Мы допили кофе, я вызвал такси, и Сара уехала, оставив после себя легкий аромат духов. Мне стало легче, теперь я был свободен, и пора было направляться к тайнику. Позвонив Элен – директору моего салона, я известил, что задержусь, вздохнув с облегчением, что вновь остался один.
После ухода Сары, я должен был войти в норму своей привычной жизни, жизни своего дома, где был привычный для меня порядок. В нем был уют, созданный мной, чтобы заполнить пустое пространство квартиры, но я свыкся с этим порядком. Я привык к тишине, наверное, даже сжился с ней, как и с одиночеством в доме, когда я мог сидеть в кресле, размышляя, зная, что никто не будет меня отвлекать. Неизвестно, смогу ли я вообще жить с кем-либо под одной крышей, чтобы меня не раздражали, пусть и самые приятные люди. Даже временные красотки становились в тягость, как только их роль исчерпывалась. Цинично, конечно, но факт.
И главное, живя с кем-то, обрастаешь привычками. Став нелегалом, я знал, что таких, как я, вычисляют по привычкам, и старался не забывать об этом. Иногда я носил очки, иногда нет. У меня было любимое вино, но старался не отдавать ему предпочтения, периодически меняя сорта и марки вин. Ходил в самой разнообразной одежде: тёмных и светлых костюмах, джинсах с футболками. Кстати об одежде.
Место, куда мне следовало ехать, требовало подготовки и очень тщательной. Это был район Сен-Дени, достаточно неспокойный район, где жило много иммигрантов из бывших колоний. Днем ещё можно пройти, проехать, как туристу, но у меня была иная задача, я должен был извлечь информацию. Почему её там заложили, я мог только догадываться – видимо связник либо приезжал туда, либо там жил и ему удобнее было провести закладку там. Возможно, он был арабом, а значит и мне предстояло им стать. Искусству гримироваться меня научили.
Около часа я потратил на грим, но оделся более привычно для Парижа: рубашка, джинсы, кроссовки, но достаточно дёшево. В зеркало на меня смотрел мужчина-араб, лет под пятьдесят.

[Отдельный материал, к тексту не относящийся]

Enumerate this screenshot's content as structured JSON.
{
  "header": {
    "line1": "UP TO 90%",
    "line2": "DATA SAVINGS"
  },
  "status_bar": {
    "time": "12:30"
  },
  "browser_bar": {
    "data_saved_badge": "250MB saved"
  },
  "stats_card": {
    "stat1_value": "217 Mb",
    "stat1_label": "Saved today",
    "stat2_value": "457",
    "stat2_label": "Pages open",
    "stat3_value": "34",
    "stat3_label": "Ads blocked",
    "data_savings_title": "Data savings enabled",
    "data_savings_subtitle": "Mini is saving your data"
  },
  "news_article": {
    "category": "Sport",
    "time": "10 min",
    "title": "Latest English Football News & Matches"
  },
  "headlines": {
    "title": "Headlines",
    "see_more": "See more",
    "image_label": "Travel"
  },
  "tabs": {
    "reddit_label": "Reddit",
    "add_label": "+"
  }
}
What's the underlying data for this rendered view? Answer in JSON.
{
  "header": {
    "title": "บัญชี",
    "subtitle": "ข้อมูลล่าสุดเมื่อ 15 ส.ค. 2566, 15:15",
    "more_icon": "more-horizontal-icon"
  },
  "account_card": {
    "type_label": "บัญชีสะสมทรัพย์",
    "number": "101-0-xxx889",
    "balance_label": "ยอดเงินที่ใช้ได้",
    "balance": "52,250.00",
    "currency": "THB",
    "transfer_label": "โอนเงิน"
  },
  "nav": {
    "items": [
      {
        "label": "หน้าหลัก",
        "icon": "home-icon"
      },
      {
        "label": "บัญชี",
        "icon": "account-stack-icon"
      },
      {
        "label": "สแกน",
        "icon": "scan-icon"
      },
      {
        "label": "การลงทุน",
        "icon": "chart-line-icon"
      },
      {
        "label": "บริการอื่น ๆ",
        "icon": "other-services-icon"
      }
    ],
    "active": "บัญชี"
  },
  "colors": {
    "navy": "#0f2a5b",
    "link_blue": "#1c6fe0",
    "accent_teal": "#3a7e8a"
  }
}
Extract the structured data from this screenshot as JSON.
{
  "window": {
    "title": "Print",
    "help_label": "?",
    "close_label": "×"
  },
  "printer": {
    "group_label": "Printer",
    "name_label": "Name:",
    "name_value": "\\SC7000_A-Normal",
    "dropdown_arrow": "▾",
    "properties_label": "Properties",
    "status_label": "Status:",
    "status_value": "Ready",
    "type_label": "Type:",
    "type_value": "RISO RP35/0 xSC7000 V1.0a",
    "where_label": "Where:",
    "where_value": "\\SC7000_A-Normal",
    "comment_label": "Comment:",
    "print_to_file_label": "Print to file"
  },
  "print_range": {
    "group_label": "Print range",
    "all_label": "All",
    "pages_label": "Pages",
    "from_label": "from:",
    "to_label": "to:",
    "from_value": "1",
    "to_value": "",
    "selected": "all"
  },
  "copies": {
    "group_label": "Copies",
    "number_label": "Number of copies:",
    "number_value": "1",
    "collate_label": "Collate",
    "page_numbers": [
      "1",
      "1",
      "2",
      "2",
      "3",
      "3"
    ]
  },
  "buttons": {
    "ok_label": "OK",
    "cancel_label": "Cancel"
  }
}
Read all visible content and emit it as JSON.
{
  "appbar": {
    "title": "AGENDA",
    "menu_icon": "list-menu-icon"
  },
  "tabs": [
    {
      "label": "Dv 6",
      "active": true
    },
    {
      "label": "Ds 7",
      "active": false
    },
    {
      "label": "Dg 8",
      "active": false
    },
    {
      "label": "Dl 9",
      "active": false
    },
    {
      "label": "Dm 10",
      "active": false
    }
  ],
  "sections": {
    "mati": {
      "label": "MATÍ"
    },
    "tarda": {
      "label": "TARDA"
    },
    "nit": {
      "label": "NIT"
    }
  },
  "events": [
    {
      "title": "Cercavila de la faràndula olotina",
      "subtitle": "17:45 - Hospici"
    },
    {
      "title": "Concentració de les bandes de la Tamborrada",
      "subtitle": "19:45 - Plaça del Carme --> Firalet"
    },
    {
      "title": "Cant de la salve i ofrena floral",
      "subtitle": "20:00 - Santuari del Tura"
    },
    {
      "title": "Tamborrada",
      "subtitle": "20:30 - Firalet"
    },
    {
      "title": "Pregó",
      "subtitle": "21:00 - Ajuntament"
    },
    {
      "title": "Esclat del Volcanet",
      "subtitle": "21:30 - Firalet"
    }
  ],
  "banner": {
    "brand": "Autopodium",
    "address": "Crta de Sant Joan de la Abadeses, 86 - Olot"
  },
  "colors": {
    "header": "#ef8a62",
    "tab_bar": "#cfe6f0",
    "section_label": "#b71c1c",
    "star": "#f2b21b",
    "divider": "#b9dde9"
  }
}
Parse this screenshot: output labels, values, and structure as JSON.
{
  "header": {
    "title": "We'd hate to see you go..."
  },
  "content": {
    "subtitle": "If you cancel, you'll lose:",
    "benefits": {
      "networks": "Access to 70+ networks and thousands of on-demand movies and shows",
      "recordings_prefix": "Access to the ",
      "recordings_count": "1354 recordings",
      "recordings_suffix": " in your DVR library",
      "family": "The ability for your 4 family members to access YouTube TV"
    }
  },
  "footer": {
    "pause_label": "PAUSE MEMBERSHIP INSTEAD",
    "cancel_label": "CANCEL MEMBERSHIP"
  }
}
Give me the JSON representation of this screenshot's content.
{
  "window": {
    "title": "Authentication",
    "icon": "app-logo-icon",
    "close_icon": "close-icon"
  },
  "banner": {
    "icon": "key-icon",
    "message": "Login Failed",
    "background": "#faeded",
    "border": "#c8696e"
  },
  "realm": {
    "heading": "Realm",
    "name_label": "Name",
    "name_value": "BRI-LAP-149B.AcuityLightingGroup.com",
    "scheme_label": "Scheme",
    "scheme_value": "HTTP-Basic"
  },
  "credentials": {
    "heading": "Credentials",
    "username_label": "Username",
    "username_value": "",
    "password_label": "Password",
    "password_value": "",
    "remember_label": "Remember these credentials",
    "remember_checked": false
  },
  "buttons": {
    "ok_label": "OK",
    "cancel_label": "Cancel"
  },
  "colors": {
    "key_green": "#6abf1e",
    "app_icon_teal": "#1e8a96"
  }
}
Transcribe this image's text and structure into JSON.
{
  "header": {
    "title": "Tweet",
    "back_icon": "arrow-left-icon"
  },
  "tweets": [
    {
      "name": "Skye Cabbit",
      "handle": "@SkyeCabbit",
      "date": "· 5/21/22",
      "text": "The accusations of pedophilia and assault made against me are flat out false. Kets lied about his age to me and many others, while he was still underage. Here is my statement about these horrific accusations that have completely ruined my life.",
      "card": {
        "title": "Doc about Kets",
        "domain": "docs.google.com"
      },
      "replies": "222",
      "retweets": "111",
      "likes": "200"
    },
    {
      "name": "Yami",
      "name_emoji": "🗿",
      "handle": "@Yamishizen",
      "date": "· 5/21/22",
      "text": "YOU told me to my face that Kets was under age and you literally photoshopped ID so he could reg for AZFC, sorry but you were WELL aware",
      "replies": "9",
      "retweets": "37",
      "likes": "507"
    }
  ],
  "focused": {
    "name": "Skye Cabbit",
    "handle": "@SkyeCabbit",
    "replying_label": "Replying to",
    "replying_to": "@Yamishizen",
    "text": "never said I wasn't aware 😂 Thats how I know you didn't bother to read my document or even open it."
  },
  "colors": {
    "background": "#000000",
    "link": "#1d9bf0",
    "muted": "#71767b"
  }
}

Выждав время, чтобы не попасться на глаза кому-либо из жильцов дома, следующих на работу, я спустился в гараж и выехал.
На машине я доехал до метро, и, припарковав её, спустился на платформу, а затем по 13-ой ветке доехал до станции Базилик-де-Сен-Дени. Далее я углубился в улицы. Мимо, без сирены, проехала машина скорой помощи в сопровождении полицейских. Иначе нельзя появляться в этом районе, были случаи нападения на врачей. Изредка вглядываясь в ряды домов, я прошёл вдоль улицы, и возле обшарпанного дома, свернул в грязный, безлюдный переулок, в который едва слышно доносился шум улицы. «Не могли найти место получше», – в очередной раз подумал я, так как изучал все места тайников заранее, чтобы не тратить время на их поиски и не вызывать подозрения. Я должен был ориентироваться свободно. «Могли бы и в другом районе заложить, арабов по улицам Парижа не гоняют. Ну что ворчать, – успокоил я себя, – как есть, так и надо выполнять задачу».
Я подошёл к невысокому старому дому, построенному более полувека назад. Потемневшие стены, выложенные белым кирпичом, не придавали ему красоты. Между домами-двойниками была небольшая ниша, которую можно заметить, только проходя мимо. Солнце туда не проникало, за счет общей крыши соседних домов, и антрацитовая темень, могла укрыть, если было необходимо. Я, не замедляя шага, шагнул в нишу и в стене одного из домов нащупал щель, из которой извлек маленькую плоскую коробочку, бросил её под картонное дно сумки, которая висела на плече, и вышел, не спеша, направляясь в обратную сторону.
– Эй, приятель, подожди, – услышал я голос за спиной. Обернувшись, понял, что убегать себе дороже. Я увидел направляющихся в мою сторону парней-арабов лет по двадцати.
– Ты что там делал? – спросил один из них. – Мы тебя раньше здесь не видели.
– Да вот приспичило, – пробормотал я, придав голосу извиняющиеся нотки.
– И ты посчитал, что у нас здесь общественный туалет! Ты ушёл, а мы должны здесь всем этим дышать и жить с запахом твоих нечистот?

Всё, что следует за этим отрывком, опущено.